Definisce l’ex marito puttaniere. La Cassazione assolve la moglie tradita

8 Set 2016 17:51 - di Redazione

Ha vinto in Cassazione la tesi difensiva di una moglie tradita che ha sostenuto – per chiedere l’annullamento della condanna per diffamazione – che rientrava nel suo “diritto di critica” verso il marito definirlo “un puttaniere” dopo aver scoperto che l’uomo conviveva more-uxorio con un’altra donna mentre era sposato con lei. La donna, Silvia C., per aver usato questo termine parlando del marito con suo figlio e la fidanzatina che lo avevano riferito al diretto interessato, era stata multata dal giudice di pace di Teramo, con sentenza confermata dal Tribunale il 4 aprile 2015, e condannata anche a risarcire i danni morali alla “vittima”, Attilio G., che si era risentito. Invece, secondo la Suprema Corte, questo termine non deve essere considerato solo come una offesa in quanto è “passibile di un uso funzionale”. In pratica, come ha sostenuto Silvia C., anche per la Cassazione questa parola può essere l’espressione “adatta” per far capire di che cosa stiamo parlando in certi casi. Ai supremi giudici la signora ha fatto presente non solo che a giugno, nella causa di appello della separazione, era stato confermato l’addebito al marito, ma anche che “il suo commento era giustificato dalla violazione delle regole sulle quali si regge la convivenza coniugale, e dalla necessità, per la madre, di spiegare al figlio, che aveva assunto un atteggiamento ad essa contrario, le proprie ragioni in merito alla separazione”. Ad avviso degli ermellin’ queste obiezioni “sono fondate”.

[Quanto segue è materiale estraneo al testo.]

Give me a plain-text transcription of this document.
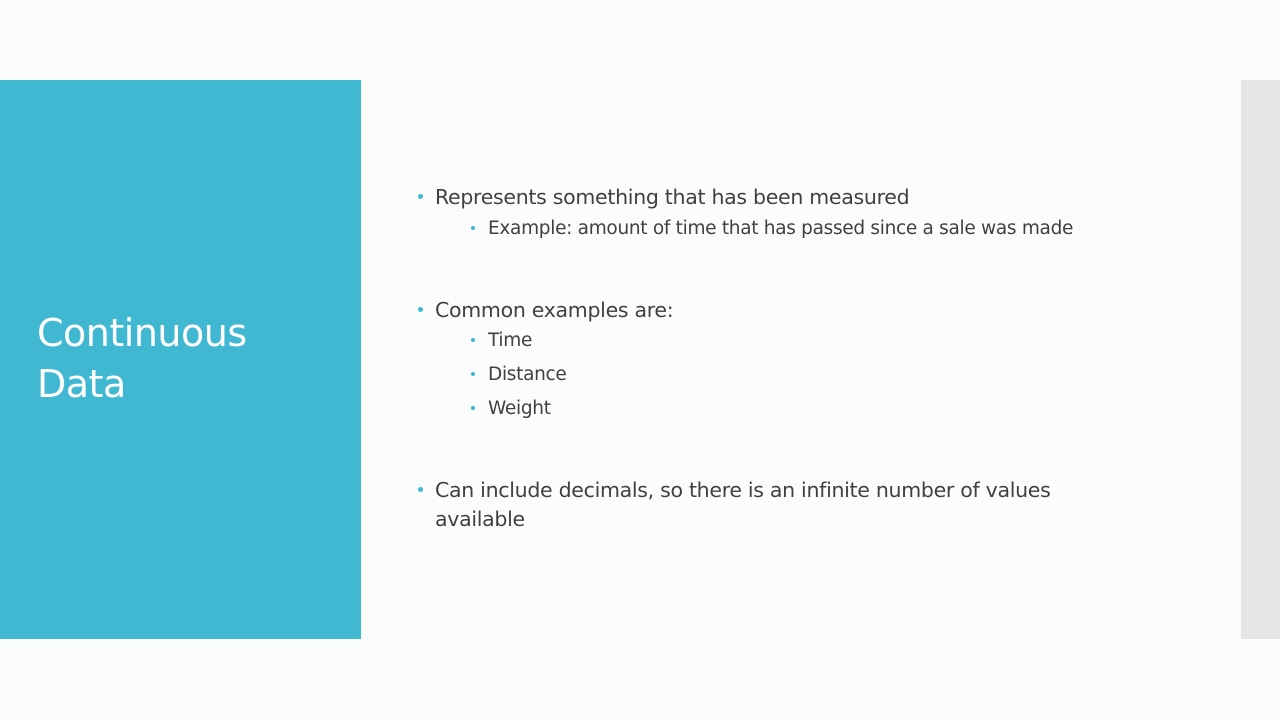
Continuous
Data
Represents something that has been measured
Example: amount of time that has passed since a sale was made
Common examples are:
Time
Distance
Weight
Can include decimals, so there is an infinite number of values
available
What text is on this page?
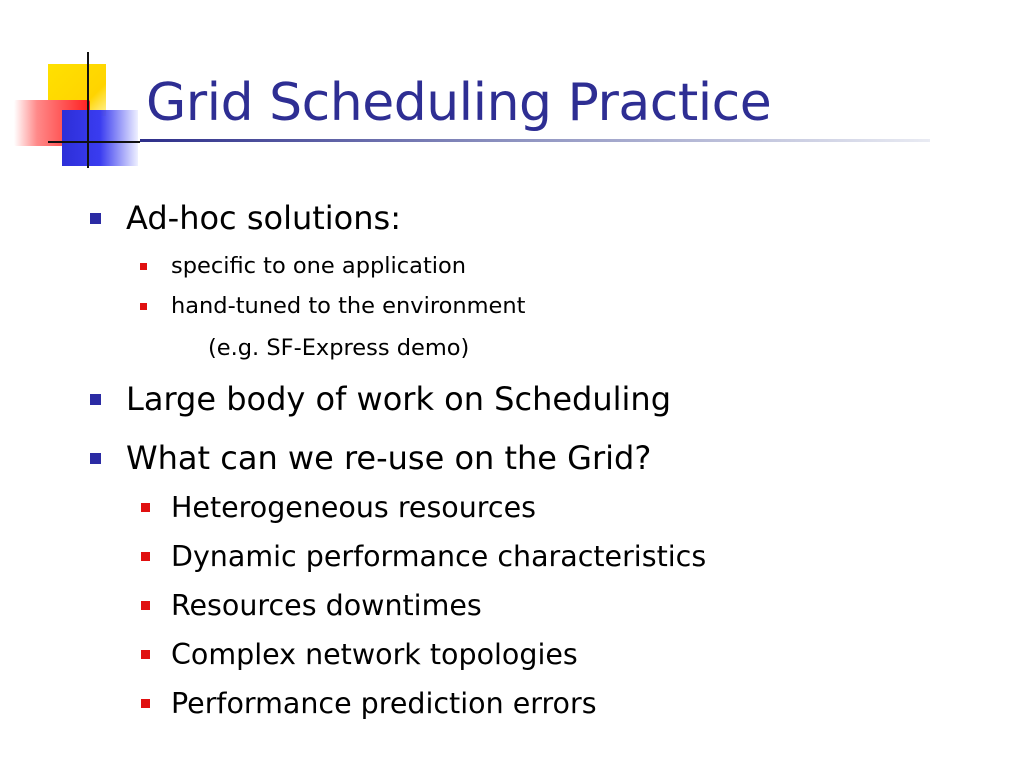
Grid Scheduling Practice
Ad-hoc solutions:
specific to one application
hand-tuned to the environment
(e.g. SF-Express demo)
Large body of work on Scheduling
What can we re-use on the Grid?
Heterogeneous resources
Dynamic performance characteristics
Resources downtimes
Complex network topologies
Performance prediction errors
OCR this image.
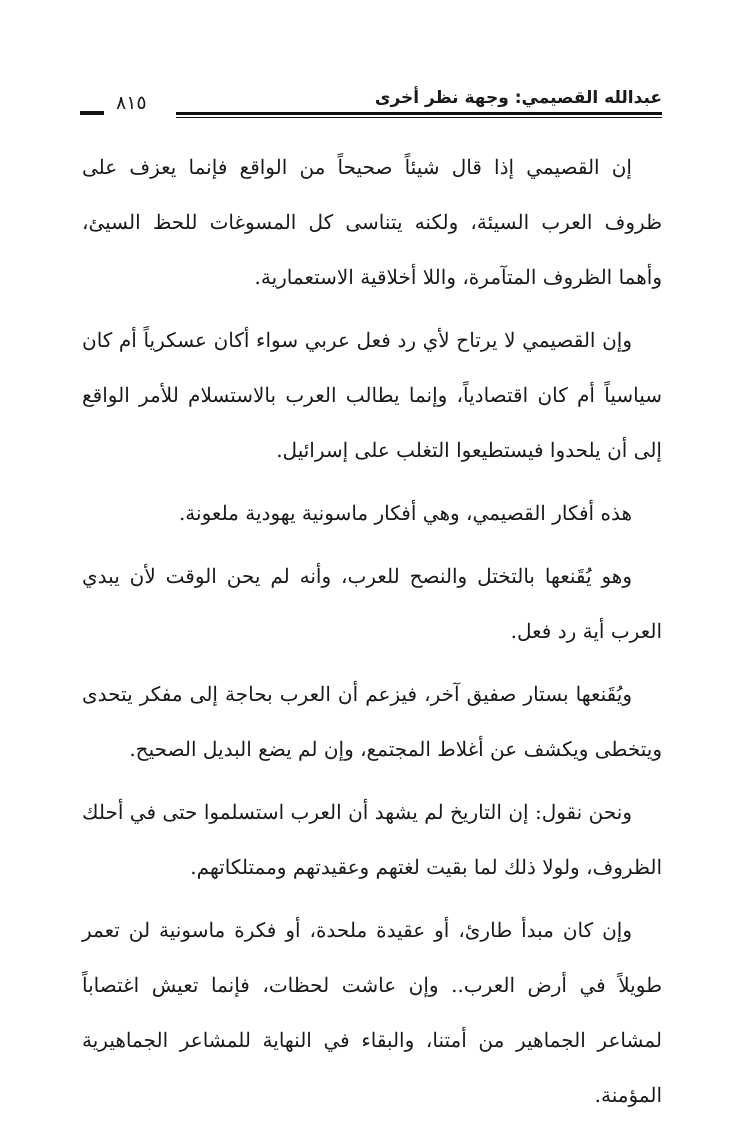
عبدالله القصيمي: وجهة نظر أخرى
٨١٥

إن القصيمي إذا قال شيئاً صحيحاً من الواقع فإنما يعزف على ظروف العرب السيئة، ولكنه يتناسى كل المسوغات للحظ السيئ، وأهما الظروف المتآمرة، واللا أخلاقية الاستعمارية.

وإن القصيمي لا يرتاح لأي رد فعل عربي سواء أكان عسكرياً أم كان سياسياً أم كان اقتصادياً، وإنما يطالب العرب بالاستسلام للأمر الواقع إلى أن يلحدوا فيستطيعوا التغلب على إسرائيل.

هذه أفكار القصيمي، وهي أفكار ماسونية يهودية ملعونة.

وهو يُقَنعها بالتختل والنصح للعرب، وأنه لم يحن الوقت لأن يبدي العرب أية رد فعل.

ويُقَنعها بستار صفيق آخر، فيزعم أن العرب بحاجة إلى مفكر يتحدى ويتخطى ويكشف عن أغلاط المجتمع، وإن لم يضع البديل الصحيح.

ونحن نقول: إن التاريخ لم يشهد أن العرب استسلموا حتى في أحلك الظروف، ولولا ذلك لما بقيت لغتهم وعقيدتهم وممتلكاتهم.

وإن كان مبدأ طارئ، أو عقيدة ملحدة، أو فكرة ماسونية لن تعمر طويلاً في أرض العرب.. وإن عاشت لحظات، فإنما تعيش اغتصاباً لمشاعر الجماهير من أمتنا، والبقاء في النهاية للمشاعر الجماهيرية المؤمنة.
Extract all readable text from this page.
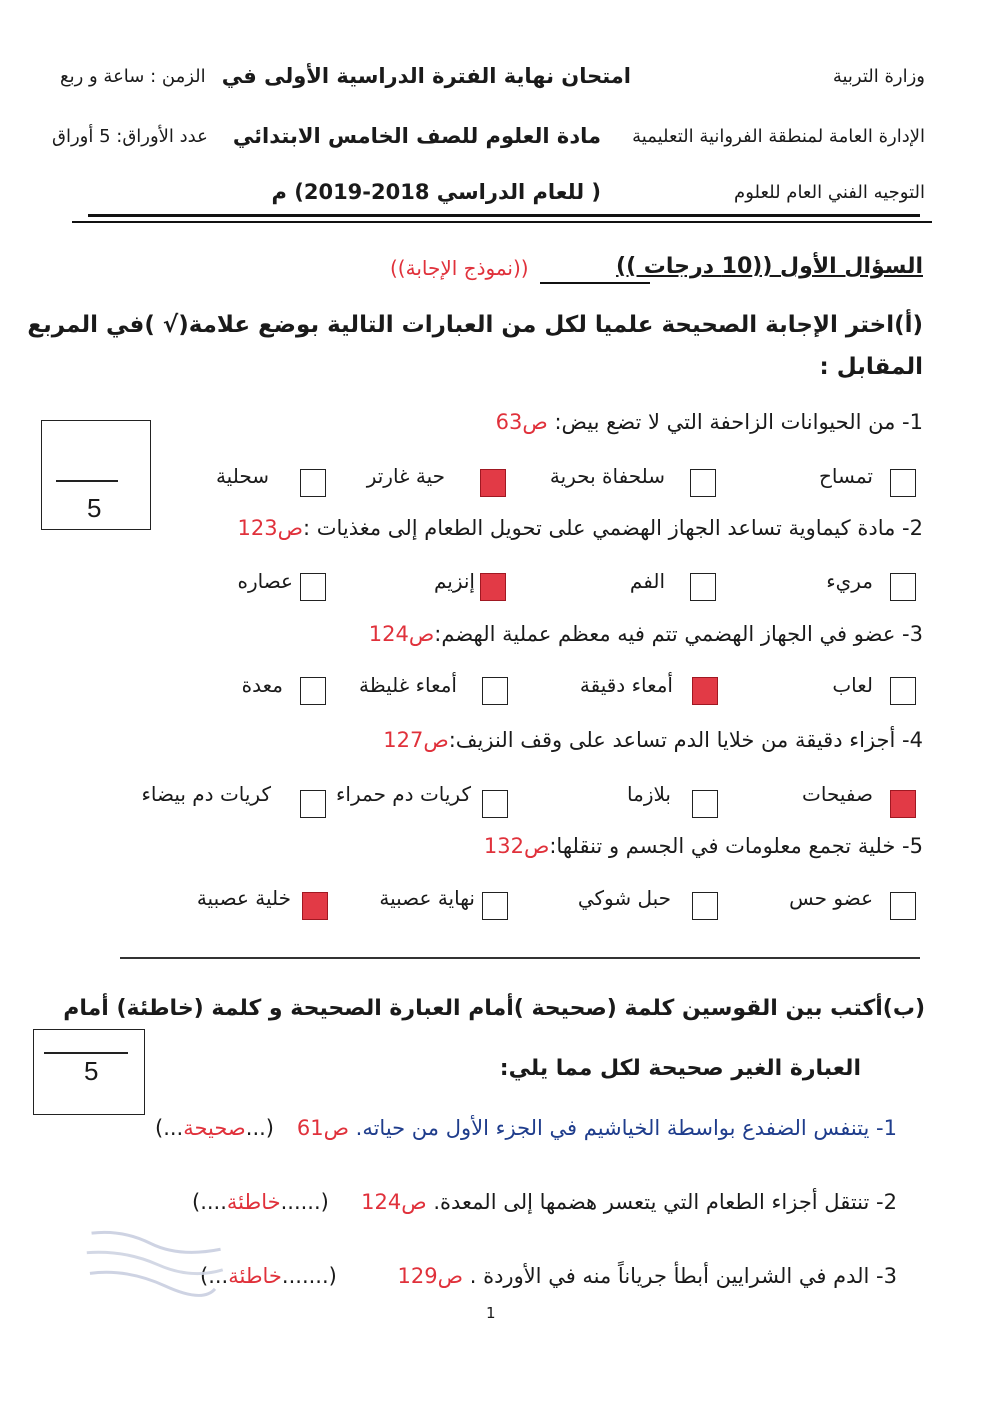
وزارة التربية
الإدارة العامة لمنطقة الفروانية التعليمية
التوجيه الفني العام للعلوم
امتحان نهاية الفترة الدراسية الأولى في
مادة العلوم للصف الخامس الابتدائي
( للعام الدراسي 2018-2019) م
الزمن : ساعة و ربع
عدد الأوراق: 5 أوراق
السؤال الأول ((10 درجات ))
((نموذج الإجابة))
(أ)اختر الإجابة الصحيحة علميا لكل من العبارات التالية بوضع علامة(√ )في المربع
المقابل :
5
1- من الحيوانات الزاحفة التي لا تضع بيض: ص63
تمساح
سلحفاة بحرية
حية غارتر
سحلية
2- مادة كيماوية تساعد الجهاز الهضمي على تحويل الطعام إلى مغذيات :ص123
مريء
الفم
إنزيم
عصاره
3- عضو في الجهاز الهضمي تتم فيه معظم عملية الهضم:ص124
لعاب
أمعاء دقيقة
أمعاء غليظة
معدة
4- أجزاء دقيقة من خلايا الدم تساعد على وقف النزيف:ص127
صفيحات
بلازما
كريات دم حمراء
كريات دم بيضاء
5- خلية تجمع معلومات في الجسم و تنقلها:ص132
عضو حس
حبل شوكي
نهاية عصبية
خلية عصبية
(ب)أكتب بين القوسين كلمة (صحيحة )أمام العبارة الصحيحة و كلمة (خاطئة) أمام
العبارة الغير صحيحة لكل مما يلي:
5
1- يتنفس الضفدع بواسطة الخياشيم في الجزء الأول من حياته. ص61
(...صحيحة...)
2- تنتقل أجزاء الطعام التي يتعسر هضمها إلى المعدة. ص124
(....خاطئة......)
3- الدم في الشرايين أبطأ جرياناً منه في الأوردة . ص129
(...خاطئة.......)
1
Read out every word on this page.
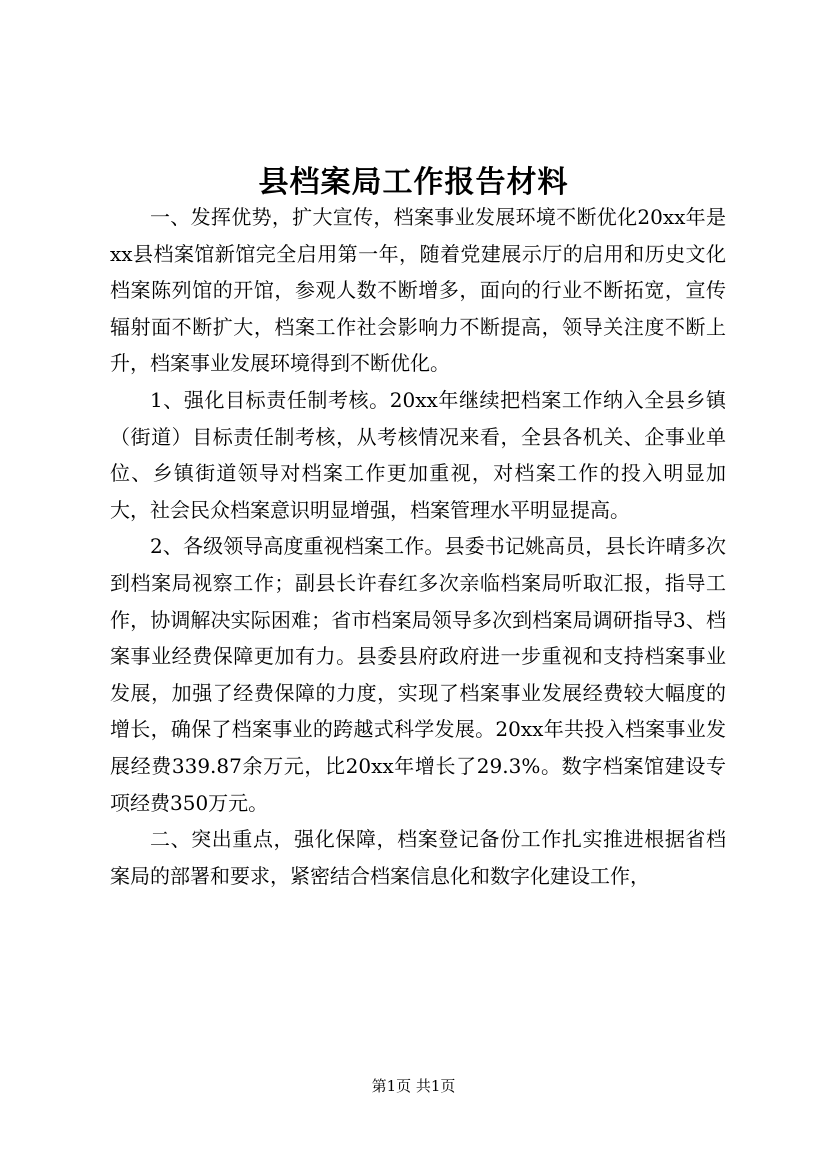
县档案局工作报告材料

一、发挥优势，扩大宣传，档案事业发展环境不断优化20xx年是xx县档案馆新馆完全启用第一年，随着党建展示厅的启用和历史文化档案陈列馆的开馆，参观人数不断增多，面向的行业不断拓宽，宣传辐射面不断扩大，档案工作社会影响力不断提高，领导关注度不断上升，档案事业发展环境得到不断优化。

1、强化目标责任制考核。20xx年继续把档案工作纳入全县乡镇（街道）目标责任制考核，从考核情况来看，全县各机关、企事业单位、乡镇街道领导对档案工作更加重视，对档案工作的投入明显加大，社会民众档案意识明显增强，档案管理水平明显提高。

2、各级领导高度重视档案工作。县委书记姚高员，县长许晴多次到档案局视察工作；副县长许春红多次亲临档案局听取汇报，指导工作，协调解决实际困难；省市档案局领导多次到档案局调研指导3、档案事业经费保障更加有力。县委县府政府进一步重视和支持档案事业发展，加强了经费保障的力度，实现了档案事业发展经费较大幅度的增长，确保了档案事业的跨越式科学发展。20xx年共投入档案事业发展经费339.87余万元，比20xx年增长了29.3%。数字档案馆建设专项经费350万元。

二、突出重点，强化保障，档案登记备份工作扎实推进根据省档案局的部署和要求，紧密结合档案信息化和数字化建设工作，

第1页 共1页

“Dare del puttaniere? Libera manifestazione del pensiero”

 

Perché, spiega l’Alta corte nel verdetto 37397, se non c’è dubbio che “l’attribuzione del connotato di puttaniere al proprio coniuge, per quanto di fatto separato e impegnato in una relazione extra-coniugale, possa valere oggettivamente a lederne la reputazione e dunque la considerazione sociale”, rientra tuttavia nella lecita e “libera manifestazione del pensiero” anche l’uso di “toni e frasi aspri e taglienti”, specie in situazioni di “disputa e contrapposizione”. Pertanto il giudice di merito ha sbagliato a ritenere che “puttaniere” sia un termine sempre “privo di continenza”. Considerando inoltre che, rileva ancora la Cassazione, sull’argomento “vi è più di una comune accezione”. Quella “derivante dalla letteralità, di persona dedita alla frequentazione di meretrici”, termine capace “di “bollare” e offendere il destinatario quando non sia ironica”, e quella – prosegue il verdetto – “non ineludibilmente incontinente di donnaiolo, playboy o uomo alla perenne ricerca di avventure amorose frivole e passeggere”. Così la condanna di Silvia C. è stata annullata con rinvio per nuovo esame al Tribunale di Teramo che dovrà rivedere la sua decisione.